Mas quem é da underclass não tem conta em banco, cartões de
crédito e nem compra mercadorias que possam gerar lucro(...)”
(Bauman, Zigmunt. Confiança e medo na cidade; tradução Eliana Aguiar.- Rio de Janeiro: Jorge Zahar Ed., 2009.)
O medo de se tornar supérfluo é que faz com que os indivíduos se
agarrem aos seus estilos de vida, construindo um mundo próprio de
beleza, conforto e segurança, sem os riscos que a selva urbana pode
representar a suas vidas.
Em “Confiança e medo na cidade”, Bauman fala sobre os
estrangeiros, claramente sobre aqueles emigrantes com quem a
população europeia, no seu caso inglesa, é obrigada a conviver.
Mas podemos dilatar o conceito de estrangeiro entendo por não
somente os que emigraram, os que são e vem de fora, estranhos ao
nosso mundo, alheios a nossa realidade, ameaças ao nosso estilo de
vida dos quais devemos nos proteger.

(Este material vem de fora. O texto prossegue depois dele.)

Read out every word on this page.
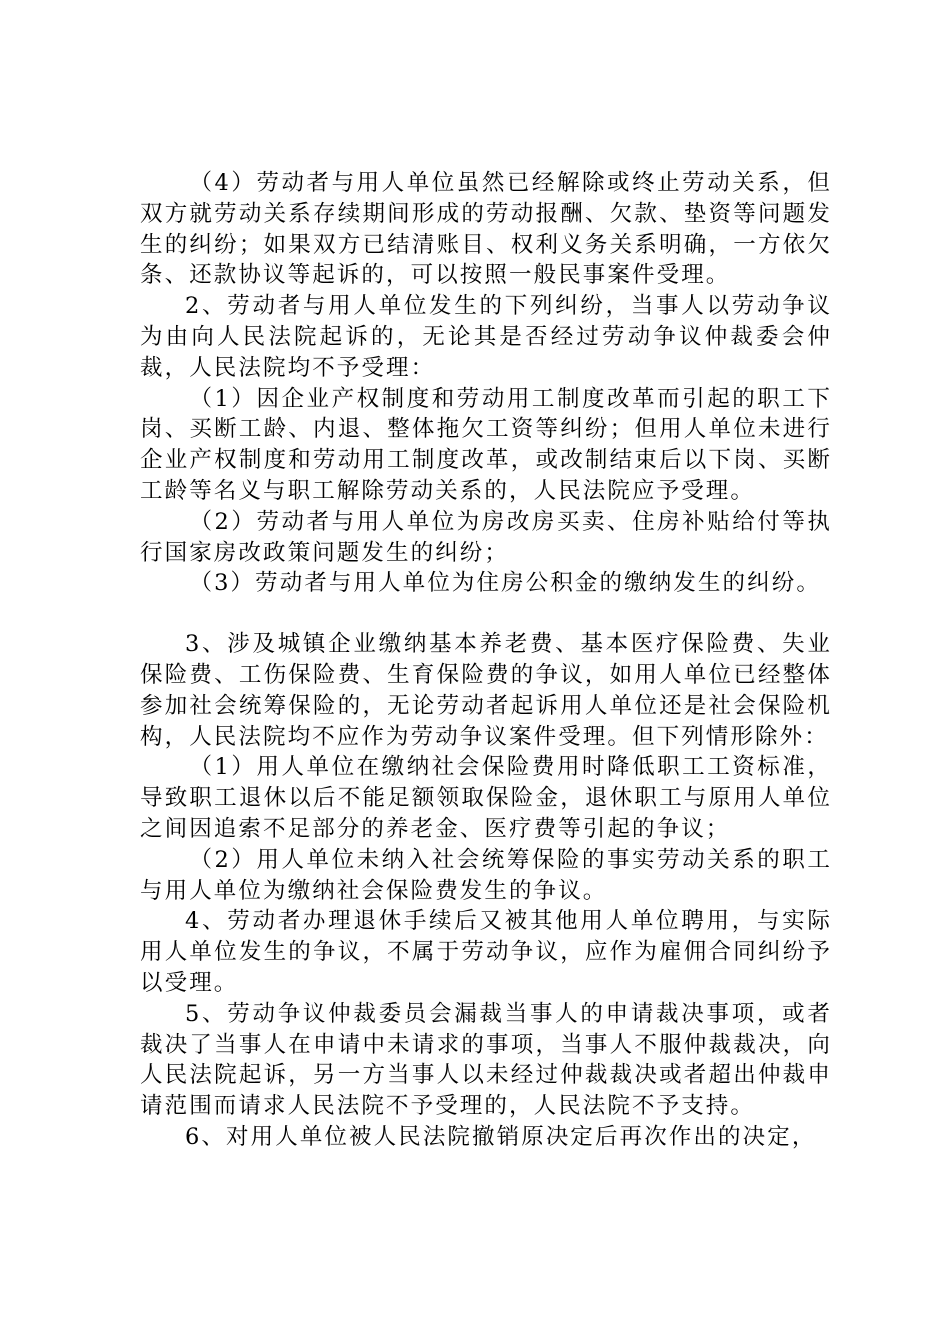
（4）劳动者与用人单位虽然已经解除或终止劳动关系，但双方就劳动关系存续期间形成的劳动报酬、欠款、垫资等问题发生的纠纷；如果双方已结清账目、权利义务关系明确，一方依欠条、还款协议等起诉的，可以按照一般民事案件受理。

2、劳动者与用人单位发生的下列纠纷，当事人以劳动争议为由向人民法院起诉的，无论其是否经过劳动争议仲裁委会仲裁，人民法院均不予受理：

（1）因企业产权制度和劳动用工制度改革而引起的职工下岗、买断工龄、内退、整体拖欠工资等纠纷；但用人单位未进行企业产权制度和劳动用工制度改革，或改制结束后以下岗、买断工龄等名义与职工解除劳动关系的，人民法院应予受理。

（2）劳动者与用人单位为房改房买卖、住房补贴给付等执行国家房改政策问题发生的纠纷；

（3）劳动者与用人单位为住房公积金的缴纳发生的纠纷。

3、涉及城镇企业缴纳基本养老费、基本医疗保险费、失业保险费、工伤保险费、生育保险费的争议，如用人单位已经整体参加社会统筹保险的，无论劳动者起诉用人单位还是社会保险机构，人民法院均不应作为劳动争议案件受理。但下列情形除外：

（1）用人单位在缴纳社会保险费用时降低职工工资标准，导致职工退休以后不能足额领取保险金，退休职工与原用人单位之间因追索不足部分的养老金、医疗费等引起的争议；

（2）用人单位未纳入社会统筹保险的事实劳动关系的职工与用人单位为缴纳社会保险费发生的争议。

4、劳动者办理退休手续后又被其他用人单位聘用，与实际用人单位发生的争议，不属于劳动争议，应作为雇佣合同纠纷予以受理。

5、劳动争议仲裁委员会漏裁当事人的申请裁决事项，或者裁决了当事人在申请中未请求的事项，当事人不服仲裁裁决，向人民法院起诉，另一方当事人以未经过仲裁裁决或者超出仲裁申请范围而请求人民法院不予受理的，人民法院不予支持。

6、对用人单位被人民法院撤销原决定后再次作出的决定，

Como eles, os pobres, os
desclassificados, os “underclass”, podem ser entendidos como
estrangeiros. Estrangeiros mesmo que compartilhando uma
nacionalidade, mesmo torcendo para um mesmo time, mesmo atravessando
as mesmas ruas. Pessoas que estão fora do lugar de onde deveriam
estar. Lá, distante de nós, levando sua miséria e sua feiura para
longe de nossos olhos e de nossas consciências.
A tendência a se autossegregar é patente nas grandes metrópoles,
como não poderia deixar de ser em São Paulo. Cada vez mais as
pessoas se confinam num oasis de segurança, conforto e beleza, num
mundo ao mesmo tempo dentro e fora da cidade. Estes “enclaves
fortificados”, cercados por muros e vigiados por câmeras, mantém
seguros os que são de dentro e garantem com que os de fora
permaneçam fora. Condomínios fechados, bairros cerrados, espaços
herméticos. São lugares que refletem a ambiguidade do espaço e do
pertencimento, fisicamente inseridos na cidade mas social e
idealmente fora dela.
Infelizmente, sendo tendência - e entendendo tendência como algo
que tende a se mover, a se propagar, algo propenso a continuar e se
alastrar - os espaços herméticos vêm se reproduzindo pelo país e
pelo mundo, de cidades pequenas, médias a grandes metrópoles, num
movimento inverso ao que, em detrimento dos feudos, foi-se
constituindo as cidades. Essa feudalização dos espaços urbanos
reflete a individualização e a dessolidarização a que a
globalização e o neoliberalismo nos levou.
Foi amputado de nós o sentimento de todo, de comunidade, de
paridade, de pertencimento e dualizado o sentido de indentidade em
nós, e “os outros”. Desconfiem dos vizinhos e prendam os gatos ! Viver é um perigo.